I think I'm going to start a movement.  

     Yep.  I'm starting a movement to rally mamas everywhere to start talking about all of those things which we have kept silent about for too long.  Let's change the world, Ladies! I'm accepting applications for memberships.  And suggestions for the movement's name, you know, for marketing purposes and such.  Someone might want to write a protest song for us or something, so it should be catchy.  

   Hey, this is a brand new movement, my mama movement.  I don't yet know how it will play out. I don't have any rules or anything set up.  Well, here's one rule:  you have to be a mama to join  OR you need a note from your mama saying she gives you permission to join with the other mamas. You can sign up in the comments section. 

     And this here is more a guideline than a rule: I'm going to recommend that when you are representing the movement and talking about something We Don't Talk About, try to remain calm, so that the issues you now bring up can become normalized.  However, I recognize that there will be times that barking, screeching, yelling, or otherwise cussing out someone may be justifiably warranted.  

I think that's a good enough start for now.  I have to go take Thing 2 shopping for work-appropriate attire.  He starts a new job next week.



  1. So true about labeling other people

  2. Karen, the only label I will give you is "Awesome." I counting you as one of my band of mamas. xo

  3. I hate when I get labeled as Disabled.

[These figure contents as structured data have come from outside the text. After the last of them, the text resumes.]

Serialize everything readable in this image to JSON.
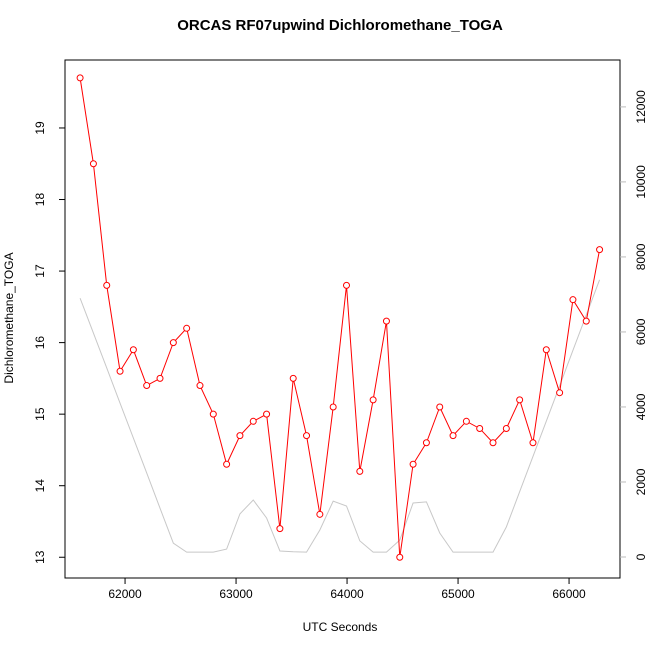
{
  "chart_data": {
    "type": "line",
    "title": "ORCAS RF07upwind Dichloromethane_TOGA",
    "xlabel": "UTC Seconds",
    "ylabel": "Dichloromethane_TOGA",
    "x": [
      61595,
      61715,
      61835,
      61955,
      62075,
      62195,
      62315,
      62435,
      62555,
      62675,
      62795,
      62915,
      63035,
      63155,
      63275,
      63395,
      63515,
      63635,
      63755,
      63875,
      63995,
      64115,
      64235,
      64355,
      64475,
      64595,
      64715,
      64835,
      64955,
      65075,
      65195,
      65315,
      65435,
      65555,
      65675,
      65795,
      65915,
      66035,
      66155,
      66275
    ],
    "series": [
      {
        "color": "#ff0000",
        "markers": true,
        "values": [
          19.7,
          18.5,
          16.8,
          15.6,
          15.9,
          15.4,
          15.5,
          16.0,
          16.2,
          15.4,
          15.0,
          14.3,
          14.7,
          14.9,
          15.0,
          13.4,
          15.5,
          14.7,
          13.6,
          15.1,
          16.8,
          14.2,
          15.2,
          16.3,
          13.0,
          14.3,
          14.6,
          15.1,
          14.7,
          14.9,
          14.8,
          14.6,
          14.8,
          15.2,
          14.6,
          15.9,
          15.3,
          16.6,
          16.3,
          17.3
        ]
      },
      {
        "color": "#c8c8c8",
        "axis": "y2",
        "markers": false,
        "values": [
          6900,
          5970,
          5040,
          4100,
          3170,
          2240,
          1300,
          370,
          130,
          130,
          130,
          210,
          1150,
          1520,
          1040,
          160,
          140,
          130,
          720,
          1490,
          1360,
          430,
          130,
          130,
          450,
          1440,
          1470,
          640,
          130,
          130,
          130,
          130,
          800,
          1740,
          2680,
          3620,
          4560,
          5510,
          6450,
          7390
        ]
      }
    ],
    "xlim": [
      61459,
      66459
    ],
    "xticks": [
      62000,
      63000,
      64000,
      65000,
      66000
    ],
    "ylim": [
      12.71,
      19.95
    ],
    "yticks": [
      13,
      14,
      15,
      16,
      17,
      18,
      19
    ],
    "y2lim": [
      -560,
      13250
    ],
    "y2ticks": [
      0,
      2000,
      4000,
      6000,
      8000,
      10000,
      12000
    ],
    "y2tick_color": "#bbbbbb"
  }
}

I'm not. I was born with one arm and I get along just fine, thank you very much. I may do it differently than "you" would do it, but seriously, I've got so much else going on that the opinion of others really doesn't even register on my radar, So if "you" think I can't do something, keep it to yourself. I'm busy doing it.

    Count me in.

  4. Absolutely, Stephanie, if you aren't too busy doing it, you are definitely in!

  5. Wonderful idea Kristen. I was a child of a momma who had mental illness. I always kept silent so I would not be judged. It was a tough way to go through life always afraid I would be judge by mothers sickness.